🎸 Note to Self and Bassists: I don't knock short-scale basses. I knock bad practice habits.
Published about 1 month ago • 1 min read
Notes to Self (and Bassists)
Dear Reader
Got a one-star Amazon for the Pattern System Book.
The complaint: I warn against using short-scale basses in the Pattern System book. The reviewer read that as snobbery toward shorties. I get why it landed that way.
But here's what I actually said, and why it matters.
The Pattern System asks you to do several things simultaneously: say note names, identify intervals, hear scale degrees, visualize the fretboard without looking at it, and let your fingers land there. All of that is being wired together at the same time. That wiring depends on physical consistency. Your hand is learning distances. Your brain is mapping positions. Your ear is connecting what you imagine to where your fingers go.
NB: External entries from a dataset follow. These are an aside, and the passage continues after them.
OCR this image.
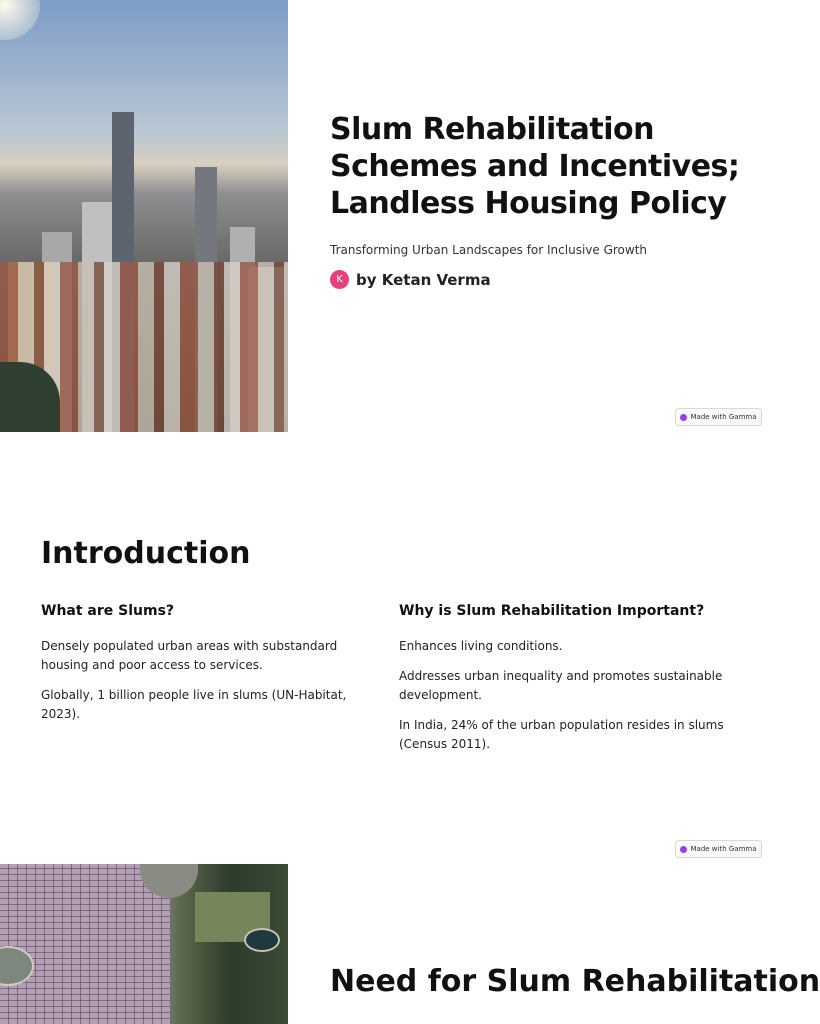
Slum Rehabilitation Schemes and Incentives; Landless Housing Policy
Transforming Urban Landscapes for Inclusive Growth
K by Ketan Verma
Made with Gamma
Introduction
What are Slums?

Densely populated urban areas with substandard housing and poor access to services.

Globally, 1 billion people live in slums (UN-Habitat, 2023).

Why is Slum Rehabilitation Important?

Enhances living conditions.

Addresses urban inequality and promotes sustainable development.

In India, 24% of the urban population resides in slums (Census 2011).

Made with Gamma
Need for Slum Rehabilitation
Switch scale lengths regularly during that process, and you're not just changing an instrument. You're changing the map while you're still drawing it.
The extreme case: practice dutifully on a short-scale for months, then show up to a gig with a 34-inch house bass. Hand fatigue. Pattern slippage. If it's fretless, intonation off. Not a system failure. A consistency problem.
Once you're proficient, switching is easy. I move between electrics and Ubasses with a quick two-minute calibration. But that's on the other side of the learning curve, not the beginning of it.
The note to self: the instrument is part of the training. Pick one scale length, stay there through the learning phase, then bring in your other basses. This applies to the Pattern System specifically, but it's a good general rule for anything that involves building deep muscle memory and fretboard visualization together.
Practice Spark:
Next practice session, before you pick up the bass, close your eyes and visualize where a specific pattern lives on the neck. Visualize the diagram like the one below. See the shape on the actual fretboard. Imagine playing it. Try hearing it inside - it's a minor Pentatonic plus a few notes on top to add all the notes you can reach without shifting. Then pick up the bass and check yourself - What did it feel like? What did it sound like? Can you say fingerings, note names, scale degrees?
If you own multiple basses, notice whether you're defaulting to whichever one is closest. Decide which one you're using for focused method work, and be intentional about it.